When someone recovers from acute infectious mononucleosis they are considered immune. How
is immunity provided? (EBV)

A

– After the acute infection resolves, a population of long-lived memory B cells is generated
– Memory B cells retain a “memory” of the specific EBV antigens encountered during the initial infection
– In the event of re-exposure to EBV in the future, these memory B cells can quickly recognize and respond to the virus by rapidly differentiating into plasma cells that produce high levels of antibodies
–> This secondary immune response is more rapid and robust compared to the primary response, providing faster and more effective protection against EBV reinfection

– Memory T cells, particularly memory CD8+ T cells, are generated following EBV infection
– These memory T cells persist in the body and can recognize and eliminate EBV-infected cells upon re-exposure to the virus
– This cellular immunity helps prevent EBV reactivation and the development of recurrent infectious mononucleosis

17
Q

What is CVID?

A

Common variable immunodeficiency, also known as hypogammaglobulinemia

CVID is caused by a variety of different genetic abnormalities that result in a defect in the capability of immune cells to produce normal amounts of all types of antibodies

the cause of most cases of CVID is unknown

Many people with CVID carry a polymorphism in a gene known as TACI
–> while this confers increased risk of developing CVID, it alone is not capable of causing CVID

18
Q

What is MS?

A

multiple sclerosis

an autoimmune disease, in which the body’s immune system mistakenly attacks the myelin sheath that surrounds nerve fibres in the central nervous system (CNS)

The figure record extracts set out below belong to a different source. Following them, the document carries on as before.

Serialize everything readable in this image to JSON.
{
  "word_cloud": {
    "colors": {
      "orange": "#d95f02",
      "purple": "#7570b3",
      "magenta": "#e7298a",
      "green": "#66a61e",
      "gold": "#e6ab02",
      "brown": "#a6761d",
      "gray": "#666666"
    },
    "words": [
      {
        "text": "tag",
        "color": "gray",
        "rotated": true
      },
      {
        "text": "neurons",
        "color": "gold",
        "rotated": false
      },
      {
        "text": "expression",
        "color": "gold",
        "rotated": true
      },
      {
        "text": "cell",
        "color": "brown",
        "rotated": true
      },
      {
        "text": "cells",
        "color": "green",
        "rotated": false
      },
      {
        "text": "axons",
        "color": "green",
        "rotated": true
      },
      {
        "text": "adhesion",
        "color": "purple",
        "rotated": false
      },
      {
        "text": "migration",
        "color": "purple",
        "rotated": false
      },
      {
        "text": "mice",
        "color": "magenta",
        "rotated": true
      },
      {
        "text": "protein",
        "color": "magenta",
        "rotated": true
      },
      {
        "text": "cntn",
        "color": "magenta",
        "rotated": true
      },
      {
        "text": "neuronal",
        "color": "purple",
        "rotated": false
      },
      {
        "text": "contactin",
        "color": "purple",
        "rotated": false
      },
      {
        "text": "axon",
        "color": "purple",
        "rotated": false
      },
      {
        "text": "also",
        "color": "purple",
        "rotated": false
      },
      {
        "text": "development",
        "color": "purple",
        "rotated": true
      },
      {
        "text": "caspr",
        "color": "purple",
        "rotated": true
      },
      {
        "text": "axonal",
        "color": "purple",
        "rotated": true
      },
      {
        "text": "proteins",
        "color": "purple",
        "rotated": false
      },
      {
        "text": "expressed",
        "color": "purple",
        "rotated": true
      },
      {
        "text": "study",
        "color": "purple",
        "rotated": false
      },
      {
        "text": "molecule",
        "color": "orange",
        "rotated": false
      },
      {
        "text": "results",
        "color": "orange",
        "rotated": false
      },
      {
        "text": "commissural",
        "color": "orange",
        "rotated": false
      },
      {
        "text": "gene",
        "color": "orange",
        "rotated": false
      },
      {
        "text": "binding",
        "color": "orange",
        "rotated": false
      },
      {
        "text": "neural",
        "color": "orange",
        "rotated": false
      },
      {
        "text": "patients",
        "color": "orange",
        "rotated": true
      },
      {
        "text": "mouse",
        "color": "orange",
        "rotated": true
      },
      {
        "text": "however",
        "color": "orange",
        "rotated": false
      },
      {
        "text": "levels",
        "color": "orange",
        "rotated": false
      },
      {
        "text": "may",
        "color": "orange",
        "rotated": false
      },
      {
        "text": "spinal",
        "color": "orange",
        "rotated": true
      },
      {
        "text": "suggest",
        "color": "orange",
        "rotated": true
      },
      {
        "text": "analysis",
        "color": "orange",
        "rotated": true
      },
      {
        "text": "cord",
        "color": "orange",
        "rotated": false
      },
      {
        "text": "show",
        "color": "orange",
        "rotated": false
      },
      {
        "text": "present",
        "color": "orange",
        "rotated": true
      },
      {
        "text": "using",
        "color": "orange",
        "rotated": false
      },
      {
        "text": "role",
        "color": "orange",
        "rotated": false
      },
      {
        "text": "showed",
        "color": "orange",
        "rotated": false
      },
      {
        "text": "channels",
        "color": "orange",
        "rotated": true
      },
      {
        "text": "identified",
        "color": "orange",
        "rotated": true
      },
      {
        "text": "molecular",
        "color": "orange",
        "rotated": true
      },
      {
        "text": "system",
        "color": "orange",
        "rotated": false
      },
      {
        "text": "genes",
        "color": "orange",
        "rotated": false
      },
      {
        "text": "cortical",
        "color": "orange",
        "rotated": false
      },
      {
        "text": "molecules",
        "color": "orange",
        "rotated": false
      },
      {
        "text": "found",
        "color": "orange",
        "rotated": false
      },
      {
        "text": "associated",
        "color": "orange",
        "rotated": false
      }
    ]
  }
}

T cells, become activated and infiltrate the CNS, leading to inflammation and damage to the myelin sheath

This demyelination disrupts nerve signalling and impairs the transmission of electrical impulses between the brain and the rest of the body
–> leads to; fatigue, weakness, numbness or tingling, difficulty walking, vision problems, pain, and cognitive impairment

19
Q

How is CVID treated?

A

treated with a life-long monthly antibody infusions prescription

20
Q

How is MS treated?

A

most common treatment is administering interferons

eg – interferon beta-1a (given by intramuscular or subcutaneous injection) and interferon beta-1b (given by subcutaneous injection)

– These work by reducing inflammation, suppressing the activity of immune cells that contribute to MS pathology, and modulating the expression of pro-inflammatory cytokines

– decrease the frequency and severity of relapses and slow the progression of disability in relapsing-remitting MS (RRMS).